Channel-wise mask learning based mixing transformer for spectral compressive imaging

Abstract

Single disperser coded aperture spectral imaging (SD-CASSI) is well-known for its simple optical path that efficiently acquires spectral images. However, reconstructing hyperspectral images from their measurement scenes is an ill-posed and challenging problem. By applying deep learning methods to solve this ill-posed issue, it becomes possible to reconstruct high-quality hyperspectral images from measurement images in real time. However, mainstream models typically use an encoder–decoder structure, connecting the output of the encoder and the input of decoder only along the channels. This limits the ability of network to learn detailed image information.
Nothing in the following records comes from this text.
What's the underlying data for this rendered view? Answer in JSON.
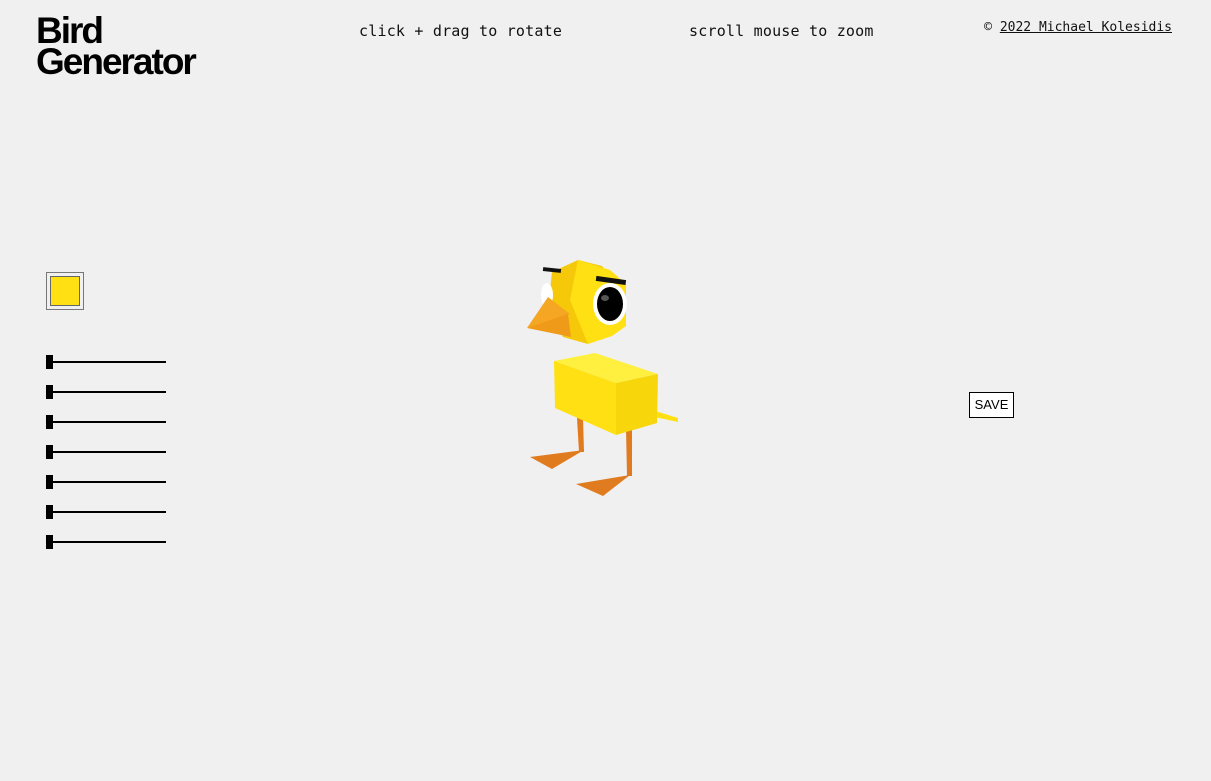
{
  "app": {
    "title_line1": "Bird",
    "title_line2": "Generator"
  },
  "hints": {
    "rotate": "click + drag to rotate",
    "zoom": "scroll mouse to zoom"
  },
  "credit": {
    "symbol": "©",
    "link_text": "2022 Michael Kolesidis"
  },
  "controls": {
    "body_color": "#ffe012",
    "sliders": [
      {
        "name": "slider-1",
        "value": 0
      },
      {
        "name": "slider-2",
        "value": 0
      },
      {
        "name": "slider-3",
        "value": 0
      },
      {
        "name": "slider-4",
        "value": 0
      },
      {
        "name": "slider-5",
        "value": 0
      },
      {
        "name": "slider-6",
        "value": 0
      },
      {
        "name": "slider-7",
        "value": 0
      }
    ]
  },
  "actions": {
    "save_label": "SAVE"
  },
  "colors": {
    "background": "#f0f0f0",
    "bird_body": "#ffe012",
    "bird_beak": "#f5a623",
    "bird_legs": "#e07b20",
    "eye": "#000000"
  },
  "icons": {
    "bird": "3d-bird-model"
  }
}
In addition, since the planar image sensor array causes varying wavelengths to experience different optical path differences after dispersion, the actual mask cannot be derived solely from a single known mask through different dispersion steps. To address these issues, this paper proposes a deep unfolding method called the channel-wise mask learning based mixing Transformer network (CML-MT). We design a denoising model based on window attention and a dual block, using the dual block as the decoder to fully utilize information from the encoder layers. Additionally, we introduce a channel-wise degradation mask learning module that implicitly learns to approximate the latent real mask under the constraint of multi-stage reprojection loss. Experimental results demonstrate that with these solutions, our model, extended to only three stages, is competitive with state-of-the-art models and excels in reconstructing details and textures in real-world scenarios.